Kodmani acknowledges that while the strike could help set the stage for peace talks, watching her own country be a target of American missiles wasn’t easy. In a powerful article in the Wall Street Journal, Kassem Eid, a survivor of the 2013 gas attacks, wrote that “Trump has given my people hope” and asked important questions: Where were the throngs of Americans who had protested against Trump’s travel ban on refugees? Why did they not mass outside the White House to demand that Trump stand up to Assad’s use of chemical weapons? “If Americans truly care, they can help remove Syria’s tyrant,” he wrote, echoing Rihbany’s 1918 book.
The answers to his questions lie partly in the American Left’s ambivalence or outright rejection of the use of force, even when it comes to the so-called responsibility to protect.

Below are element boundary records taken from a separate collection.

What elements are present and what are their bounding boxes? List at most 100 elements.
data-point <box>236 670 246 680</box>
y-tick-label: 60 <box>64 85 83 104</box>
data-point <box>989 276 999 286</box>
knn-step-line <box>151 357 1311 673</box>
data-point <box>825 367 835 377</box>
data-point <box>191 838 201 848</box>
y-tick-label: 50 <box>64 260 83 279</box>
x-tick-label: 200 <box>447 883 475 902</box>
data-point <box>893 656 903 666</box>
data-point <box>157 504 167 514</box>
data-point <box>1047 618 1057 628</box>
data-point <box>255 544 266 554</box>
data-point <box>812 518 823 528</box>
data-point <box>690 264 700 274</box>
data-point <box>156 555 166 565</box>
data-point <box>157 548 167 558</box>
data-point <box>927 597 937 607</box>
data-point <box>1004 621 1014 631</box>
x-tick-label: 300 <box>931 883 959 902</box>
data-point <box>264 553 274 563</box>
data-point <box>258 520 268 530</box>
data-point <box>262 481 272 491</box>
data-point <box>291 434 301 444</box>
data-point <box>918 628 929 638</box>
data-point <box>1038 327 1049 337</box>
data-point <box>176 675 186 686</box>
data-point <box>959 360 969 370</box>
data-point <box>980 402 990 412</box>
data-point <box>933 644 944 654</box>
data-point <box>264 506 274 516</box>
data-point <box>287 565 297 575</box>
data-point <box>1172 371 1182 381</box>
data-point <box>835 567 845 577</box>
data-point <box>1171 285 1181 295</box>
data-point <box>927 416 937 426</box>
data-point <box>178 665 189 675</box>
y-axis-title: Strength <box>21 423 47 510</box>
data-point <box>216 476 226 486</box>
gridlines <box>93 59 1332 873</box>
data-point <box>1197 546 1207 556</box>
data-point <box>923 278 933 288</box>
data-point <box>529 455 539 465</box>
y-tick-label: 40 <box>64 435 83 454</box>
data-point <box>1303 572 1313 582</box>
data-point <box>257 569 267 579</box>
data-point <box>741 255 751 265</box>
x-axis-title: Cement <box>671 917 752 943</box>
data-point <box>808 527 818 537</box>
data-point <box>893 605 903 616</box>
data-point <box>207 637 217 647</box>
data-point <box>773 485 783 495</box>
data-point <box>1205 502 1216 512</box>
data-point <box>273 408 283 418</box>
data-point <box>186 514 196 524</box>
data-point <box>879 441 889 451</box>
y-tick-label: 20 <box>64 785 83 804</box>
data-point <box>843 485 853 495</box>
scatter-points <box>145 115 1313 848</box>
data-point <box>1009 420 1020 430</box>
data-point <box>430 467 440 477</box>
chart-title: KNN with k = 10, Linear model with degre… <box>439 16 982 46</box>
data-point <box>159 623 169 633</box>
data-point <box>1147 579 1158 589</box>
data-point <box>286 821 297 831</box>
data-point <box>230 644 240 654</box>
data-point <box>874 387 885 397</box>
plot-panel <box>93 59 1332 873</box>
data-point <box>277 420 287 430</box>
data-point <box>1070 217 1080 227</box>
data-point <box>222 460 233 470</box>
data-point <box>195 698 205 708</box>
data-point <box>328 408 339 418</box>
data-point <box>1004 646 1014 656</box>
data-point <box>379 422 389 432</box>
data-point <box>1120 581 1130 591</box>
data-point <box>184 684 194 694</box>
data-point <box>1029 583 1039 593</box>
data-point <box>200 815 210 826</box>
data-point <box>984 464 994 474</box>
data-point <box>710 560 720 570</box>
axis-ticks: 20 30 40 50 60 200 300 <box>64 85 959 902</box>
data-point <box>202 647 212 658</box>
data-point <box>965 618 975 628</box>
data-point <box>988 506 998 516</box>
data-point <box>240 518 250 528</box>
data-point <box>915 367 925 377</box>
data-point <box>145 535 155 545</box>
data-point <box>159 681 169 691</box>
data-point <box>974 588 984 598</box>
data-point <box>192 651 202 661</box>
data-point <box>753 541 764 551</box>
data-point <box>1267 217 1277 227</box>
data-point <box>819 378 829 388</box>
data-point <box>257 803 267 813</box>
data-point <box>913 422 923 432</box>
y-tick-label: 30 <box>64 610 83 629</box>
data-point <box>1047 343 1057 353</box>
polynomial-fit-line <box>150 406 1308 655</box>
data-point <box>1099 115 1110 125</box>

In this codependent relationship it’s hard to find a steady middle ground. What Obama didn’t understand was that by the time he had come to power, the region had stopped seething from the Iraq invasion. By the time Assad started killing peaceful protesters, the region had come full circle and bemoaned his unwillingness to intervene.
What Trump needs to understand is the lesson George W. Bush learned standing at a podium in Iraq, next to Prime Minister Nouri al-Maliki in December 2008: The liberator celebrated one day can have a shoe thrown at his head the next.
What might help Trump deal with the yo-yo of emotions America stirs up in the Middle East is that he’s as emotive and reactive as we are. Just last month, he cared little about the plight of civilians dying under Syrian government and Russian shelling. Now he calls Assad an animal and talks about the “beautiful babies” who died in Khan Sheikhoun.
Today, some people in the Arab world are cheering him. He shouldn’t be surprised then if tomorrow the same people are cursing his name.